Enfin, je modère légèrement mon enthousiasme : j'aime beaucoup le premier opus dont je me souviens parfaitement des diverses péripéties qui m'avaient à l'époque marqué. Et ce soir, j'ai bien retrouvé, avec un grand plaisir, les différents points clés de la première mouture. Tandis que je me souviens avec difficulté voire pas énormément des deux autres suites. Mais chaque chose en son temps, aujourd'hui, c'était le premier et c'était la fête.
Comment qualifier un film dont on se souvient de tout et dans lequel, le suspense marche encore, aujourd'hui après tant de temps … Que ce soit le suspense de la salle de danse ou évidemment, le suspense du retour.
Le truc génial de ce film est qu'on (le spectateur) n'a pas à se préoccuper de la vraisemblance "technique" du voyage dans le temps. Le scénariste et le cinéaste nous font assumer (= avaler) cette vraisemblance "technique" en la masquant par l'analyse insistante des conséquences et des risques courus par le retour dans le passé sur le présent. La rencontre du fils et des parents encore adolescents devient LE sujet du film et on se fiche un peu du reste. Le risque majeur étant que si, à la suite d'un impair, les (futurs) parents ne se rencontrent pas, le présent ne peut plus exister…
Et j'avoue, innocemment, que j'adore qu'on puisse ainsi en profiter, avec prudence, pour influer sur le Destin dont il me plait bien de le voir mis en échec. Pour une fois. Du pur fantasme, bien sûr.
Tout ceci est magnifiquement habillé avec les effets spéciaux, les décors, les costumes, la musique, la Voiture ! dans une agréable comédie un peu survoltée (c'est le cas de le dire). Et je trouve que ça marche bien.

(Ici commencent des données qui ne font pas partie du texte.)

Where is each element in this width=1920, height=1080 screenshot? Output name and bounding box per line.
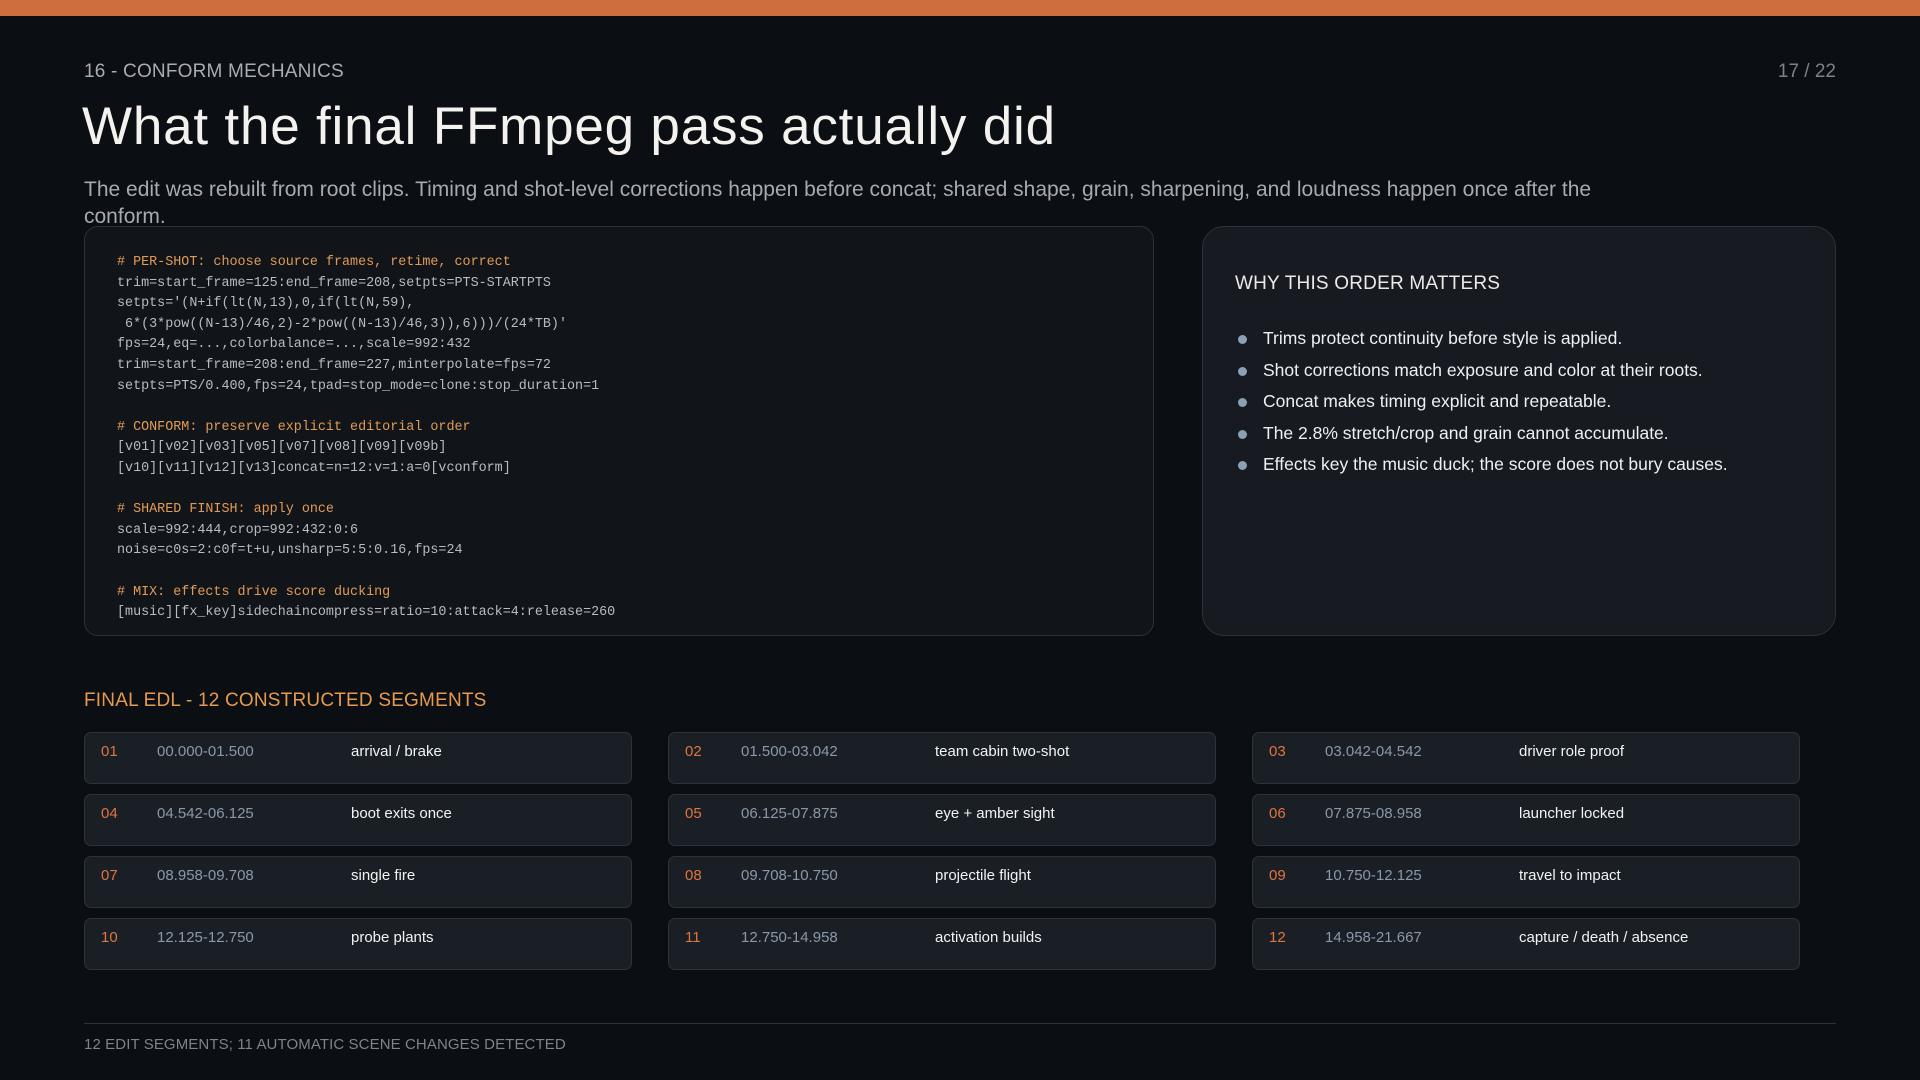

Et ce qui marche bien aussi dans ce film, c'est ce saut de 30 ans entre deux époques qu'on pourrait penser, vu d'aujourd'hui, relativement proches mais qui marquent le temps de leurs vraies différences, au niveau des mentalités, des façons de faire ou des habitudes. Sans pour autant rompre une évolution logique comme on le voit dans la prestation du héros guitariste qui fait évoluer le son de sa guitare entre Chuck Berry et Jimi Hendrix. Qui ne s'est pas amusé, en arrivant dans une ville qu'on n'a plus revue depuis 30 ans ou plus, à se projeter dans le passé pour le remettre en place, pour gommer les modifications ? Ici, c'est le contraire, c'est le passé de 30 ans, inconnu du héros, qui lui saute à la figure et s'impose.
Et que penser de la chute du film où la voiture, la fameuse DeLorean, ne fonctionne plus au plutonium, énergie de fission, mais sur de l'énergie de fusion, en l'occurrence, de détritus. Cette chute me parait une excellente entrée en matière du "retour vers le futur 2" à venir très bientôt. Nom de Zeus !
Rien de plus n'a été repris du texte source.